Endividamento dos Estados e histórico de renegociações com o Tesouro Nacional

Endividamento dos Estados e histórico de renegociações com o Tesouro Nacional

29/04/2019

A primeira rodada de negociação das dívidas dos Estados, no período pós democratização, ocorreu em 1989, com a Lei 7.977. Em 1993 ocorre outra tentativa, com a Lei 8.727. Essa renegociação não ocorreu como esperado, já que a Lei tratava da negociação da dívida de Estados e Municípios com a União e instituições federais ao passo que uma parte significativa da dívida estava em poder da iniciativa privada. Com um endividamento cada vez maior, a dívida dos Estados alcançou 16,6% do PIB em 1996. Nesse ano a União propôs, o Programa de Reestruturação Fiscal e Financeira que foi bem-sucedido em reduzir os níveis de endividamento.

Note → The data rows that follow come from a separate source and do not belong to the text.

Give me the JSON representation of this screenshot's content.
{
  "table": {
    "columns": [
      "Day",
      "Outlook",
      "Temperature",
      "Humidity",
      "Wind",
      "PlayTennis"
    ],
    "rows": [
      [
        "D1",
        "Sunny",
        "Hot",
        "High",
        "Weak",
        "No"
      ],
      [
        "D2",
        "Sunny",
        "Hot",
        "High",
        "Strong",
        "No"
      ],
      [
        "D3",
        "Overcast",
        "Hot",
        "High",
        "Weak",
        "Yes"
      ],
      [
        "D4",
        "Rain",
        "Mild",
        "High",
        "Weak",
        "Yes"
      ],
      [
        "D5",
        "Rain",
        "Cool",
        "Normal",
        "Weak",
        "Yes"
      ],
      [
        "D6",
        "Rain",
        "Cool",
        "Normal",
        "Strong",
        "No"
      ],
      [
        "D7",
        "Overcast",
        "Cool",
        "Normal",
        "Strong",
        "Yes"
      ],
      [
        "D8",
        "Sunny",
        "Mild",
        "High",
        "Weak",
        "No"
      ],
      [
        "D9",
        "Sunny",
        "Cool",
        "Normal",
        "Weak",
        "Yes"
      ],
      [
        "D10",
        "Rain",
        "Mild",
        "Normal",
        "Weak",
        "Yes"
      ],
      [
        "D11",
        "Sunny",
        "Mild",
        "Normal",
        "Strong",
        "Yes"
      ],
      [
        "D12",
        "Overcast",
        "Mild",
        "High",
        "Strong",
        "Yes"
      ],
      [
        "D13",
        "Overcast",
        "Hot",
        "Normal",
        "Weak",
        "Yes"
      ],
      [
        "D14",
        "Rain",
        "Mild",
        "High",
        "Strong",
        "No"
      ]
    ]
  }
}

Atualmente, o total das dívidas estaduais situa-se em R$ 670 bilhões ou 9,8% do PIB. Essas dívidas atingiram 18% do PIB em 2000 e até 2011 apresentavam trajetória de queda, quando se estabilizaram ao redor de 10% do PIB. Desde 2014, as dívidas têm sido objeto de renegociação com a União e o principal mecanismo de ajuste fiscal por parte do Estados.

O Observatório de Política Fiscal divulga uma consolidação das estatísticas de dívida estadual por cada ente e por credor para o período 2000-2018 com base no levantamento feito pelo Banco Central. A série de endividamento por Estados e por credor pode ser obtida aqui. Na sequência é apresentada a descrição das principais mudanças que ocorreram nas dívidas Estaduais com o Tesouro Nacional.

 

 

LEI Nº 9.496, DE 11 DE SETEMBRO DE 1997

 

A Lei 9.496 de 2000 estabeleceu critérios para a consolidação, a assunção e o refinanciamento pela União da dívida pública mobiliária e demais modalidades de dívida dos Estados e do Distrito Federal. A União foi autorizada, no âmbito do Programa de Apoio à Reestruturação e ao Ajuste Fiscal dos Estados, até 31 de março de 2000, a:

  1. Assumir a Dívida ou outras obrigações decorrentes de operações de crédito interno e externo, ou de natureza contratual, relativas a despesas de investimentos, líquidas e certas, exigíveis até 31 de dezembro de 1994;
  2. Assumir os empréstimos tomados pelos Estados e pelo Distrito Federal junto à Caixa Econômica Federal;
  3. Compensar, ao exclusivo critério do Ministério da Fazenda, os créditos então assumidos com eventuais créditos de natureza contratual, líquidos, certos e exigíveis, detidos pelas unidades da Federação contra a União;
  4. Assumir a dívida pública mobiliária emitida por Estados e pelo Distrito Federal, após 13 de dezembro de 1995, para pagamento de precatórios judiciais,
  5. Refinanciar os créditos decorrentes da assunção a que se referem os incisos I e IV, juntamente com créditos titulados pela União contra as Unidades da Federação

O Programa de Reestruturação e de Ajuste Fiscal, além dos objetivos específicos para cada unidade da Federação, incluiu, obrigatoriamente, metas ou compromissos quanto a:

Os contratos de refinanciamento no âmbito da Lei 9.496 devem ser pagos em até 360 prestações mensais e sucessivas, calculadas com base na Tabela Price. A primeira parcela foi devida trinta dias após a data da assinatura do contrato e as seguintes em igual dia dos meses subsequentes, observadas as seguintes condições:

  1. Juros: calculados e debitados mensalmente, à taxa mínima de seis por cento ao ano, sobre o saldo devedor previamente atualizado;
  2. Atualização monetária: calculada e debitada mensalmente com base na variação do IGP-DI.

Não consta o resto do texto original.